Prepare audioset and some key hyperparameters

In [1]:
import pandas as pd

datapath = "audioset/"
train_df = pd.read_csv(datapath+"train.csv", sep="\t")
dev_df = pd.read_csv(datapath+"dev.csv", sep="\t")
eval_df = pd.read_csv(datapath+"eval.csv", sep="\t")

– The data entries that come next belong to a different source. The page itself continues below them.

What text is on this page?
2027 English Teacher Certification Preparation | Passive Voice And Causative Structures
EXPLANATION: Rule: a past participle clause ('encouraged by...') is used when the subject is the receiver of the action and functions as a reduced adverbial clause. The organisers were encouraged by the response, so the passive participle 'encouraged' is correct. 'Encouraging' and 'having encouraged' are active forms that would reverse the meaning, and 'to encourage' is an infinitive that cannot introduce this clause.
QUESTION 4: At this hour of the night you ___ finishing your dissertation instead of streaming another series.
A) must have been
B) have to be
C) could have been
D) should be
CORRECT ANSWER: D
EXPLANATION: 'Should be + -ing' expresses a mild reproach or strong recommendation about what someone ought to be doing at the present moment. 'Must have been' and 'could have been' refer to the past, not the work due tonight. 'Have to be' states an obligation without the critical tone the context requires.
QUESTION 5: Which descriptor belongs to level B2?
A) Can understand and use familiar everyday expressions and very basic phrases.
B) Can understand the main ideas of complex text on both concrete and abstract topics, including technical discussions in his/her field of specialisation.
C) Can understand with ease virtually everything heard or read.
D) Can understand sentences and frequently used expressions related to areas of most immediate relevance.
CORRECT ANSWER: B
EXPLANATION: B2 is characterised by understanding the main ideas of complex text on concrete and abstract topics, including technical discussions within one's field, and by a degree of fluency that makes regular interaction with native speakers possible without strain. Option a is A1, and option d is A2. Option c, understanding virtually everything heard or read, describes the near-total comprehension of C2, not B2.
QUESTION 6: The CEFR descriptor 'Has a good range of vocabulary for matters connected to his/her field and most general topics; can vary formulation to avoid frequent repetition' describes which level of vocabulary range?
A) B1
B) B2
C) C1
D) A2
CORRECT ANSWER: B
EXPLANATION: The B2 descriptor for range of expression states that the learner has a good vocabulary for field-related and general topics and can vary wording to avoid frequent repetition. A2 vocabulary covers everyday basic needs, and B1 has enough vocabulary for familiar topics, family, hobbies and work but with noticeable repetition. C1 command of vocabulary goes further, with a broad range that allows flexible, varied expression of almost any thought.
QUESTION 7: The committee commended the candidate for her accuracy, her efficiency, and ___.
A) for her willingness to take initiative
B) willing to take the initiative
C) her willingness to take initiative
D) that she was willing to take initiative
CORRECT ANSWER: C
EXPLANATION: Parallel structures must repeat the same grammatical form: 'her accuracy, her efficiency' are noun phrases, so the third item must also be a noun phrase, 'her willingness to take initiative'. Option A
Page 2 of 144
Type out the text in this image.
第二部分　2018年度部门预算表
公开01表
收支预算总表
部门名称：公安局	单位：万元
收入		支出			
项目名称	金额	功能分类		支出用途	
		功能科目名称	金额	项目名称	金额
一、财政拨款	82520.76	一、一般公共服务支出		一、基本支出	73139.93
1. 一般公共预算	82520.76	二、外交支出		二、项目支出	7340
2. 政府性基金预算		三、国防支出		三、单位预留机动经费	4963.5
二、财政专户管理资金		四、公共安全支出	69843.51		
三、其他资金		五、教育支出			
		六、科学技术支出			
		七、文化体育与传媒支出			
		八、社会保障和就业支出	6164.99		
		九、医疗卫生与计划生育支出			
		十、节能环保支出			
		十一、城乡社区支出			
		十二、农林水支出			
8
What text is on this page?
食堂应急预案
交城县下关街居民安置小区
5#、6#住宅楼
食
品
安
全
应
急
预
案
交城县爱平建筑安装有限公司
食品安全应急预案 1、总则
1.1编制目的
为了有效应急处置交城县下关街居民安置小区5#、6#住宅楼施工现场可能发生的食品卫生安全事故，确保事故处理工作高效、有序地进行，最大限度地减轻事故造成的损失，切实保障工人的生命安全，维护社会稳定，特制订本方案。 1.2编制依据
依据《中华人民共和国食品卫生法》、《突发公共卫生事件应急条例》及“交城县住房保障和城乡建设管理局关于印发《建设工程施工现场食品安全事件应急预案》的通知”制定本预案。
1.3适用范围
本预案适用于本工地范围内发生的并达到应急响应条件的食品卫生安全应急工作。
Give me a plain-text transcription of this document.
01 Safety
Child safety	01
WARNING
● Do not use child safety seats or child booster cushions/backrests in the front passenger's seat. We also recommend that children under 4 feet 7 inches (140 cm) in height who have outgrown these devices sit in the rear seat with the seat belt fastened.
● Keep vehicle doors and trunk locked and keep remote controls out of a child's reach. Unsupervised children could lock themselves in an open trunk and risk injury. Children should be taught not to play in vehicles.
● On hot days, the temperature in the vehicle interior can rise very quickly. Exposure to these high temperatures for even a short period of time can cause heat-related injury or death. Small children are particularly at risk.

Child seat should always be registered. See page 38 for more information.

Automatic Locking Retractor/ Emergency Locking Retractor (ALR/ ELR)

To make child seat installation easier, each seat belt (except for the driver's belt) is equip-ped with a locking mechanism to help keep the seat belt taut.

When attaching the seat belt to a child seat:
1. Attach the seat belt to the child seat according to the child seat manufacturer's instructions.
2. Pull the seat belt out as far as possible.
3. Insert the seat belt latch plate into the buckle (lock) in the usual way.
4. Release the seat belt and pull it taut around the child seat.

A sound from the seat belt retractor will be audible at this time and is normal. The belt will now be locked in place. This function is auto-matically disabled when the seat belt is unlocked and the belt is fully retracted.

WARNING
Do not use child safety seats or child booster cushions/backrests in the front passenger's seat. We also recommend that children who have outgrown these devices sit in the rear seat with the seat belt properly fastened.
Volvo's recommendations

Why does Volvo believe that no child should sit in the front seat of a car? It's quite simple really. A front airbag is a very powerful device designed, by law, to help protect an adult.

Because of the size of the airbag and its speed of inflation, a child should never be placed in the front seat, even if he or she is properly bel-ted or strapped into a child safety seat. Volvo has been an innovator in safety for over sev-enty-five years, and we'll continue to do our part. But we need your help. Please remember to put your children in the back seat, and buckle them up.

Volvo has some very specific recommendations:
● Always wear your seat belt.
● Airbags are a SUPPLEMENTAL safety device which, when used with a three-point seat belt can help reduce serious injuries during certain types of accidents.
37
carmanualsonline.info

unique_labels = ['airport', 'bus', 'metro', 'metro_station',
                'park', 'public_square', 'shopping_mall',
                'street_pedestrian', 'street_traffic', 'tram']
label_dict = {}
for ind, c in enumerate(unique_labels):
    label_dict[c] = ind

n_mels = 40
feature_option = "mfcc"
gmm_n_components = 8
gmm_covariance_type = 'diag'

Train

In [2]:
# extract feature
import numpy as np
from Extract_feature import extract_mfcc

# train set
train_files = list(train_df.filename)
train_labels = list(train_df.scene_label)
train_features = []
for filename in train_files:
    wav_file_path = datapath+filename
    mfcc_feature = extract_mfcc(wav_file_path, n_mels=n_mels, option=feature_option)
    train_features.append(mfcc_feature.reshape(1,-1))           # [1, frames*n_features] (flatten)
train_features = np.concatenate(train_features, axis=0)
print(f"train feature size: {train_features.shape}")

# dev set
dev_files = list(dev_df.filename)
dev_labels = list(dev_df.scene_label)
dev_labels = [label_dict[c] for c in dev_labels]
dev_features = []
for filename in dev_files:
    wav_file_path = datapath+filename
    mfcc_feature = extract_mfcc(wav_file_path, n_mels=n_mels, option=feature_option)
    dev_features.append(mfcc_feature.reshape(1,-1))             # [1, frames*n_features] (flatten)
dev_features = np.concatenate(dev_features, axis=0)
print(f"dev feature size: {dev_features.shape}")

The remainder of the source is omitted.